The lurid lips of nazi clowns shouting hatred slogans, the mowing down
Of friends?  We will speak/act now, we will stop this insanity.


Judy Katz-Levine is the author of these books: When The Arms Of Our Dreams Embrace, Ocarina,  and When Performers Swim, The Dice are Cast.  Her new collection The Everything Saint will be published by WordTEch  in August 2018.  Poems have appeared recently in Kritya (India), Stanzaic Stylings, Ibbetson Street, Salamander, Blue Unicorn, Springhouse Journal, Peacock Journal, Muddy River Poetry Review, and many others. Also a jazz flutist, she just played a 3 hour gig at the Farmer's Market in Needham MA.

Monday, July 24, 2017

RODRIGO TREATS DONALD

by Jonel Abellanosa


Philippine President Rodrigo Duterte, previously praised and invited by President Trump to come to the White House, said he will not visit the United States during or after his term because the country is “lousy.” Duterte's remarks about one of the Philippines' oldest allies was in response to Rep. Jim McGovern (D-Mass.), who said he would protest if the Filipino leader utilized Trump's invitation. “There will never be a time that I will go to America during my term, or even thereafter. So what makes that guy think I'll go to America? I've seen America, and it's lousy,” Duterte told reporters Friday about McGovern. —Washington Post, July 22, 2017

eye
scream
eye scream
eye scream eye
scream eye scream
eye scream eye scream
scream eye scream
eye scream
*********
********
*cone cone*
cone cone
**cone**
*cone*
cone
co
ne
co
ne


Jonel Abellanosa resides in Cebu City, the Philippines.  His poetry has appeared in numerous journals and anthologies including Marsh Hawk Review, Rattle, Anglican Theological Review, Star*Line, Poetry Kanto, Spirit Fire Review, Carbon Culture Review, The McNeese Review, GNU Journal and Dark Matter Literary Journal.  He has three chapbooks, Pictures of the Floating World (Kind of a Hurricane Press), The Freeflowing All (Black Poppy Review) and Meditations (Alien Buddha Press).  He is a Pushcart Prize and a Dwarf Stars Award nominee.
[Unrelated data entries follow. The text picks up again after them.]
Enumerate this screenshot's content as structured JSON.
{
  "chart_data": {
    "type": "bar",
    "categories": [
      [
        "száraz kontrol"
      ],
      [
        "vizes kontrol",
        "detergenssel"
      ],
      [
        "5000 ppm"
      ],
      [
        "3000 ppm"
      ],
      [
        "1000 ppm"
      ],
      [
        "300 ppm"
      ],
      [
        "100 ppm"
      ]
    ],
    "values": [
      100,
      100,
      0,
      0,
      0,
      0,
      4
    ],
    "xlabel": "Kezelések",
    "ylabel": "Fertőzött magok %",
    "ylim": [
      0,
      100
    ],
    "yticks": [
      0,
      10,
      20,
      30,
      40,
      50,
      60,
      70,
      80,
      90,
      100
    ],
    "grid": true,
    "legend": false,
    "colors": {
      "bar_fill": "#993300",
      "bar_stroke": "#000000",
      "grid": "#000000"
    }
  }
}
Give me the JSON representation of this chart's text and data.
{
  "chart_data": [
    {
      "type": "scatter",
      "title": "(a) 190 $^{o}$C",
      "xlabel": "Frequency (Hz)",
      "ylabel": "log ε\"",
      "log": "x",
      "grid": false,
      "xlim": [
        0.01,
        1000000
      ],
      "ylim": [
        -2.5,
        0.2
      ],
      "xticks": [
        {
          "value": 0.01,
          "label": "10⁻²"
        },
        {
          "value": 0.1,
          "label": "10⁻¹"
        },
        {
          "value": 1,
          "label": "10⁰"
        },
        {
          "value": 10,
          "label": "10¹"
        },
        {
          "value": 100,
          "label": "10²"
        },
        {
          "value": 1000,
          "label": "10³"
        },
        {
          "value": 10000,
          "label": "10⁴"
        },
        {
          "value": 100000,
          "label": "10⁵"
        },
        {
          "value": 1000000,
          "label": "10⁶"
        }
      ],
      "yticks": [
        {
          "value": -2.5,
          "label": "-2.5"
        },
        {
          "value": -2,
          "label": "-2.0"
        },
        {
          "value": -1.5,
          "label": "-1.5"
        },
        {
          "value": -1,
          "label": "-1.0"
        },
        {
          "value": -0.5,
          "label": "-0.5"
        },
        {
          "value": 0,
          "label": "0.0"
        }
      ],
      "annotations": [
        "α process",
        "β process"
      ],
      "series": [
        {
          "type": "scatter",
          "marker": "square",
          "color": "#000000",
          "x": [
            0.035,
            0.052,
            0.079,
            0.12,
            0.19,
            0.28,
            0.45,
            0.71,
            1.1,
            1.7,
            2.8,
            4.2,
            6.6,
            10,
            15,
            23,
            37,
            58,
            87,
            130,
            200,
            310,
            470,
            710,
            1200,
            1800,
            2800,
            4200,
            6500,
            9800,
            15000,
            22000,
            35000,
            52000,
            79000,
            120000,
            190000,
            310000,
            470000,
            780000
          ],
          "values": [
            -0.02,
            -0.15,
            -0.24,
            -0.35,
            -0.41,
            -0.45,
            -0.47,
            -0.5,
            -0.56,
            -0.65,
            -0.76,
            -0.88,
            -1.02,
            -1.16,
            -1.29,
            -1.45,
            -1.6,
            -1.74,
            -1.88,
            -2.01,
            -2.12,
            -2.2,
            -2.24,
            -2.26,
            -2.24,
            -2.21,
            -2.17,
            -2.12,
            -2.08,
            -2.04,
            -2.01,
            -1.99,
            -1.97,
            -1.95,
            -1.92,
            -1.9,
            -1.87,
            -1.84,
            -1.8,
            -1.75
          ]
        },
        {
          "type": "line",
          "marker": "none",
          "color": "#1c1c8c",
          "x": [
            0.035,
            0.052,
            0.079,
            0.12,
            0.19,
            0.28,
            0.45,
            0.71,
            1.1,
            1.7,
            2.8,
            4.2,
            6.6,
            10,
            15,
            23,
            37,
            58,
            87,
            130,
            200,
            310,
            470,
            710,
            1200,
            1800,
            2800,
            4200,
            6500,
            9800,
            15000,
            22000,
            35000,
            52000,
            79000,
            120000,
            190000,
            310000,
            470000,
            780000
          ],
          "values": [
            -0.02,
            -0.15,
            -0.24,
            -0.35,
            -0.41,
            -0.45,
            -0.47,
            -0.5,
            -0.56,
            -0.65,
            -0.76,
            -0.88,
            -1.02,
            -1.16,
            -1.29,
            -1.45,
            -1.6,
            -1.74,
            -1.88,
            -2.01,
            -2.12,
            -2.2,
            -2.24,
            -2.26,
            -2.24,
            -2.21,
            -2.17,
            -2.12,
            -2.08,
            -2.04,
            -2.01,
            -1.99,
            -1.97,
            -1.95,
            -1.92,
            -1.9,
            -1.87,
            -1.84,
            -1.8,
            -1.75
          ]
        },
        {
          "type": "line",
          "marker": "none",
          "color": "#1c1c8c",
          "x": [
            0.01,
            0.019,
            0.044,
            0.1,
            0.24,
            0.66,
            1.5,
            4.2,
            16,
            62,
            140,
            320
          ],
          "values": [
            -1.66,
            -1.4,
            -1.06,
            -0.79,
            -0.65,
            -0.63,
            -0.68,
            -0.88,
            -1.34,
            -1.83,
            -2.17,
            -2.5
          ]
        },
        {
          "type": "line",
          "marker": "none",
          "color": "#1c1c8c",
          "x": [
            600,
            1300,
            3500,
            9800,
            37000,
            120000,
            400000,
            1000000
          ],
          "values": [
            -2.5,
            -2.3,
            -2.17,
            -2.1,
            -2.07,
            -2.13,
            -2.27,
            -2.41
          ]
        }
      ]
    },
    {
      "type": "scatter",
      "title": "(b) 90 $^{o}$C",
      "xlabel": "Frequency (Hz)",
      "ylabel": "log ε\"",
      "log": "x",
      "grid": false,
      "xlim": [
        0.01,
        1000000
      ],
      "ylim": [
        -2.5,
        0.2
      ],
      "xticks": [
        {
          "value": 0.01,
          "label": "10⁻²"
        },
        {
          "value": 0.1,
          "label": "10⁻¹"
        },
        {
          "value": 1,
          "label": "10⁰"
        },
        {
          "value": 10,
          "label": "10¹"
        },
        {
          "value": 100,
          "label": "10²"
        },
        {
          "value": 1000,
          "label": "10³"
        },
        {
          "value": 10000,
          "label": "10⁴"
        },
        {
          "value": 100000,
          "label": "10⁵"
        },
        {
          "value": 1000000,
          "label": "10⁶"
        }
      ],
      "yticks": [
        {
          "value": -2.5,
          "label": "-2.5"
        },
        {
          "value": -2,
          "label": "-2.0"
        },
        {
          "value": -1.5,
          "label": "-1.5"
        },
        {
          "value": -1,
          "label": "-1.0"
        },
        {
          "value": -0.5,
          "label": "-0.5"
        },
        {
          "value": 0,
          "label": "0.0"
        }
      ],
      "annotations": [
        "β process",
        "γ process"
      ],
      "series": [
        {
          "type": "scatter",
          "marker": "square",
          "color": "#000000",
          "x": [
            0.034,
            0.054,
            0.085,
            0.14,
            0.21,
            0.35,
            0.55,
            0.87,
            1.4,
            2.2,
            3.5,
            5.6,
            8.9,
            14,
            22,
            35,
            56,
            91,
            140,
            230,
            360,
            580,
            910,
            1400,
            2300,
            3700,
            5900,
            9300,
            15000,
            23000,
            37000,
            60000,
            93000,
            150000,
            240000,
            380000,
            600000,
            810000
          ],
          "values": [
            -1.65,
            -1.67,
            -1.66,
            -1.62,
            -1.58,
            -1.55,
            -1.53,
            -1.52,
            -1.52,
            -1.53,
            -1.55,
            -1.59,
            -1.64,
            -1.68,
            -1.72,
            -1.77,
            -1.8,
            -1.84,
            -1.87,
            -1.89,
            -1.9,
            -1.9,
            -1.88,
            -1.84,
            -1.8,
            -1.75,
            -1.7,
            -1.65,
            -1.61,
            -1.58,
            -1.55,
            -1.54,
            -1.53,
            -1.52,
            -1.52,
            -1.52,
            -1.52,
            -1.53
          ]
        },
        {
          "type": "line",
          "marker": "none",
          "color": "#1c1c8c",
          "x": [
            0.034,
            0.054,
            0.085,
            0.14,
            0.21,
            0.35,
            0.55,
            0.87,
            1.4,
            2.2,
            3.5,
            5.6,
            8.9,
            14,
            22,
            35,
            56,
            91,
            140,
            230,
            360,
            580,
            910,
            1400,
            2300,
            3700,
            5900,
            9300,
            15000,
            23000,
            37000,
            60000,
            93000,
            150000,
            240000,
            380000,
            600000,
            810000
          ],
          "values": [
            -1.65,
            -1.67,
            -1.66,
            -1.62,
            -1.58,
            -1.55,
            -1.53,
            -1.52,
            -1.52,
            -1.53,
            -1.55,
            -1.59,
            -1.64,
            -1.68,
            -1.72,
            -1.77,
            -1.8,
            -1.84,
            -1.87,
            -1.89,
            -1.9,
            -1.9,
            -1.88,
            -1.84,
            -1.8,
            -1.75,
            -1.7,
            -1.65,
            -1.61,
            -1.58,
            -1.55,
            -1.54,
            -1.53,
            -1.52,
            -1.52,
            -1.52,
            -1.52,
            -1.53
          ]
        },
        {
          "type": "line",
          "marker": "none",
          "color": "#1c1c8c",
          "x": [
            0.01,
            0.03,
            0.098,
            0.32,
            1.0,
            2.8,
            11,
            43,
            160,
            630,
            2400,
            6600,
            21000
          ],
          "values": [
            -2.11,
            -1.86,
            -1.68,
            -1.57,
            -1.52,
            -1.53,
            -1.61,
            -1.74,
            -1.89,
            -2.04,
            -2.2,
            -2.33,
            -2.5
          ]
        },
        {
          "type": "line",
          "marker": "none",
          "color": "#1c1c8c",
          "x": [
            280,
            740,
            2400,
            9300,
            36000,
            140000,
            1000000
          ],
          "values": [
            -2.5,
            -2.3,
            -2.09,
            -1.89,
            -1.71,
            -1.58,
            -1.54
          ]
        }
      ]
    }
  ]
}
Several of his poems have been published on TheNewVerse.News.

Monday, June 29, 2015

A CLASP

by George Held





So as I left the hygienist’s chair, white-clad Reesha
Said she’d taken a cruise to Turks and Bermuda
And, despite sunscreen, her tawny skin had turned
Black as the Nigerian queen Amina’s,

And I said, “Look at my sad white skin,”
Reddened and pebbled by actinic keratoses
(and smeared with cream to spare it from cancer)
And then I said what was on my mind about

Charleston, the city of Charles (whose name isn’t even
In the Bible), where white-racist hatred had burst
From a gun barrel and killed Pastor Pinckney
And his prayer-meeting sisters and brethren,

And I thought of all the black forbearance, the black
Sympathy, the black nobility that has steadied
A course that might have burst into whirlwind, war
And more deaths of worthy men and women,

And we two, Reesha and I, standing face to face
In the cramped space between high-tech dentistry
And the human race, the only race, clasped hands
And said to each other that in our own history

We at least are friends as I hoped that I was not
Just a superannuated white man
Deluded that he was without the taint
Of racial prejudice.


George Held, a regular contributor to The New Verse News, has a new book out from Poets Wear Prada, Culling: New & Selected Nature Poems.